Starting this fall, the Lee & Rhoda Royce Servant Leadership Minor is named for the retiring MC president and his wife after their 16 years of splendid service. The Royces will retire in late June and move to Northern Virginia to live near their son, Mark Royce, a college instructor.
Wilson sees the new academic initiative as a way to build upon the knowledge she’s acquired from valuable leadership opportunities on the Clinton campus.
Classes in the School of Education program will include: ethical leadership and Christian values, strengths in servant leadership, and cross-cultural leadership. The minor seeks to develop MC students into future Christian leaders within their professional field, on campus or in the global community. Students must complete three required courses (all three hours) and nine hours of servant leadership electives.
The new program is part of the Christian university’s Teacher Education and Leadership Department. Students will work with organizations to carry out leadership strategies and develop service projects satisfying community needs.
Taking classes like “Great Leaders in History” and “Strengths in Leadership,” at Mississippi College, Wilson, 21, discovered a great deal about herself. “I was able to learn so much about my own strengths, as well as effective ways to communicate with other people,” says the 2015 Clinton High graduate. “I was able to apply knowledge from leadership roles to my academics.”
Servant leadership remains a perfect match for Baptist-affiliated Mississippi College, says Jim Turcotte, vice president for enrollment services and dean of students.

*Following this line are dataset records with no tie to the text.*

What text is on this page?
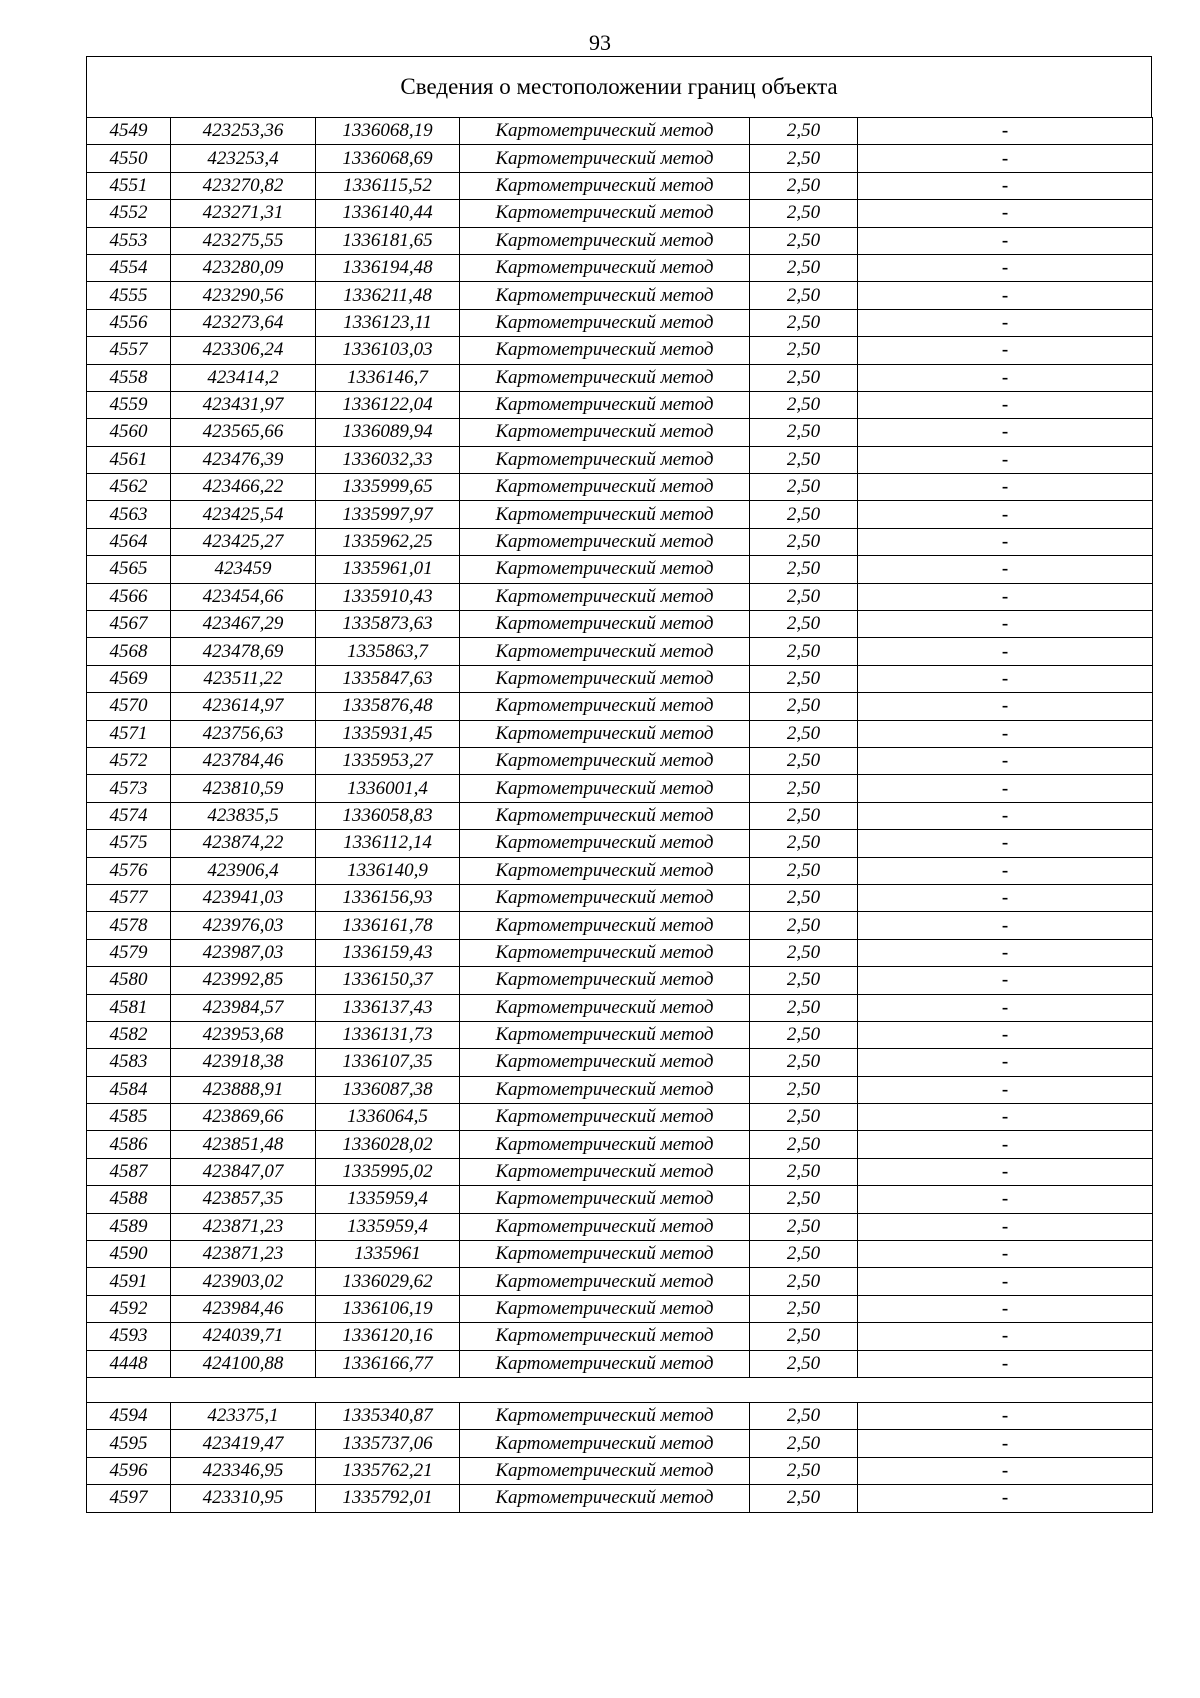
93
Сведения о местоположении границ объекта
4549	423253,36	1336068,19	Картометрический метод	2,50	-
4550	423253,4	1336068,69	Картометрический метод	2,50	-
4551	423270,82	1336115,52	Картометрический метод	2,50	-
4552	423271,31	1336140,44	Картометрический метод	2,50	-
4553	423275,55	1336181,65	Картометрический метод	2,50	-
4554	423280,09	1336194,48	Картометрический метод	2,50	-
4555	423290,56	1336211,48	Картометрический метод	2,50	-
4556	423273,64	1336123,11	Картометрический метод	2,50	-
4557	423306,24	1336103,03	Картометрический метод	2,50	-
4558	423414,2	1336146,7	Картометрический метод	2,50	-
4559	423431,97	1336122,04	Картометрический метод	2,50	-
4560	423565,66	1336089,94	Картометрический метод	2,50	-
4561	423476,39	1336032,33	Картометрический метод	2,50	-
4562	423466,22	1335999,65	Картометрический метод	2,50	-
4563	423425,54	1335997,97	Картометрический метод	2,50	-
4564	423425,27	1335962,25	Картометрический метод	2,50	-
4565	423459	1335961,01	Картометрический метод	2,50	-
4566	423454,66	1335910,43	Картометрический метод	2,50	-
4567	423467,29	1335873,63	Картометрический метод	2,50	-
4568	423478,69	1335863,7	Картометрический метод	2,50	-
4569	423511,22	1335847,63	Картометрический метод	2,50	-
4570	423614,97	1335876,48	Картометрический метод	2,50	-
4571	423756,63	1335931,45	Картометрический метод	2,50	-
4572	423784,46	1335953,27	Картометрический метод	2,50	-
4573	423810,59	1336001,4	Картометрический метод	2,50	-
4574	423835,5	1336058,83	Картометрический метод	2,50	-
4575	423874,22	1336112,14	Картометрический метод	2,50	-
4576	423906,4	1336140,9	Картометрический метод	2,50	-
4577	423941,03	1336156,93	Картометрический метод	2,50	-
4578	423976,03	1336161,78	Картометрический метод	2,50	-
4579	423987,03	1336159,43	Картометрический метод	2,50	-
4580	423992,85	1336150,37	Картометрический метод	2,50	-
4581	423984,57	1336137,43	Картометрический метод	2,50	-
4582	423953,68	1336131,73	Картометрический метод	2,50	-
4583	423918,38	1336107,35	Картометрический метод	2,50	-
4584	423888,91	1336087,38	Картометрический метод	2,50	-
4585	423869,66	1336064,5	Картометрический метод	2,50	-
4586	423851,48	1336028,02	Картометрический метод	2,50	-
4587	423847,07	1335995,02	Картометрический метод	2,50	-
4588	423857,35	1335959,4	Картометрический метод	2,50	-
4589	423871,23	1335959,4	Картометрический метод	2,50	-
4590	423871,23	1335961	Картометрический метод	2,50	-
4591	423903,02	1336029,62	Картометрический метод	2,50	-
4592	423984,46	1336106,19	Картометрический метод	2,50	-
4593	424039,71	1336120,16	Картометрический метод	2,50	-
4448	424100,88	1336166,77	Картометрический метод	2,50	-

4594	423375,1	1335340,87	Картометрический метод	2,50	-
4595	423419,47	1335737,06	Картометрический метод	2,50	-
4596	423346,95	1335762,21	Картометрический метод	2,50	-
4597	423310,95	1335792,01	Картометрический метод	2,50	-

“We have so many talented people at MC who interact with our students and help guide them as they grow in their faith,” Turcotte said.

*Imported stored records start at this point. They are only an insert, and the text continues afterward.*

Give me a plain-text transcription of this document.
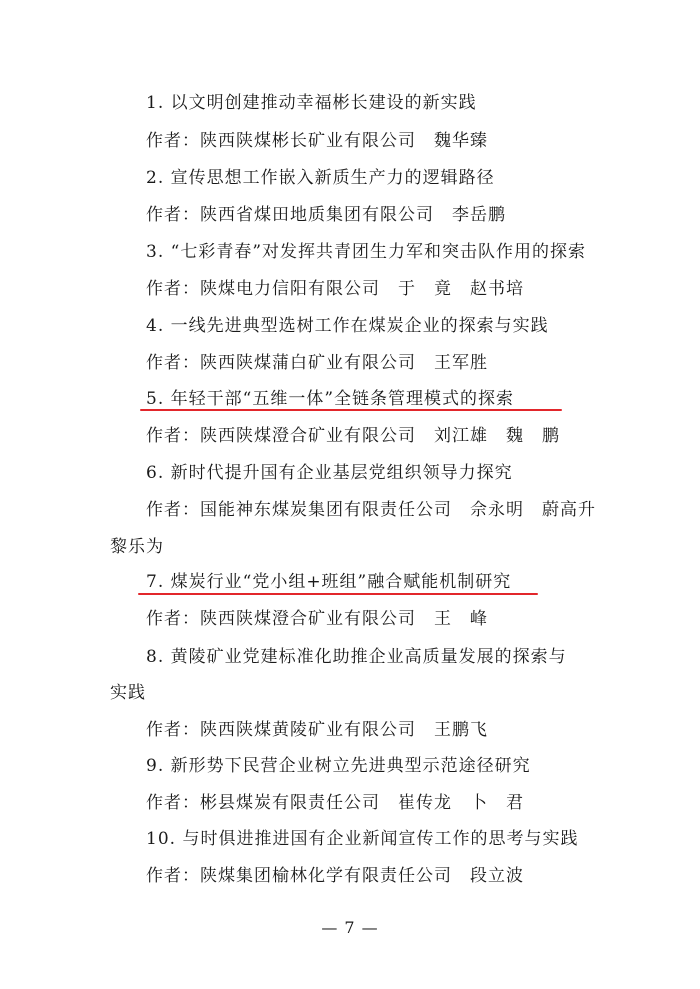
1. 以文明创建推动幸福彬长建设的新实践
作者：陕西陕煤彬长矿业有限公司　魏华臻
2. 宣传思想工作嵌入新质生产力的逻辑路径
作者：陕西省煤田地质集团有限公司　李岳鹏
3. “七彩青春”对发挥共青团生力军和突击队作用的探索
作者：陕煤电力信阳有限公司　于　竟　赵书培
4. 一线先进典型选树工作在煤炭企业的探索与实践
作者：陕西陕煤蒲白矿业有限公司　王军胜
5. 年轻干部“五维一体”全链条管理模式的探索
作者：陕西陕煤澄合矿业有限公司　刘江雄　魏　鹏
6. 新时代提升国有企业基层党组织领导力探究
作者：国能神东煤炭集团有限责任公司　佘永明　蔚高升
黎乐为
7. 煤炭行业“党小组+班组”融合赋能机制研究
作者：陕西陕煤澄合矿业有限公司　王　峰
8. 黄陵矿业党建标准化助推企业高质量发展的探索与
实践
作者：陕西陕煤黄陵矿业有限公司　王鹏飞
9. 新形势下民营企业树立先进典型示范途径研究
作者：彬县煤炭有限责任公司　崔传龙　卜　君
10. 与时俱进推进国有企业新闻宣传工作的思考与实践
作者：陕煤集团榆林化学有限责任公司　段立波
— 7 —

The name of the program, he said, “pays a strong tribute to the Royces who lived out servant leadership in their everyday lives.”
Jonathan Ambrose, assistant vice president for student affairs, played a key role with other administrators to get the program established. In 2016, MC officials began the Freshman Leadership Initiative Program. It began with six upperclassmen and 24 freshmen. The group worked together on a semester-long service project.
The students created a successful dance marathon on campus raising money to benefit the Blair E. Batson Children’s Hospital in Jackson. The first event in December 2016 raised nearly $15,000 to help the hospital at the University of Mississippi Medical Center treat children facing cancer, heart defects, HIV, asthma and broken bones.
Ambrose commends MC School of Education Dean Cindy Melton for her support to turn servant leadership into an academic reality. “Dr. Melton helped lay the groundwork by supporting the endeavor. She helped navigate the creation of classes and ultimately the minor.”
The interdisciplinary approach allows students from almost any major on the Clinton campus to receive their minor in servant leadership.
Ron Howard, vice president for academic affairs, is delighted to see an academic program that reflects one of the institution’s cornerstone missions. “Mississippi College’s students have long been dedicated to servant leadership.”
The numbers back him up. Faculty, staff and students at MC served more than 100,000 community hours per year to more than 100 agencies with critical needs. Typically, more than 500 students are involved in summer ministries and over 200 students embarked on Spring Break mission trips.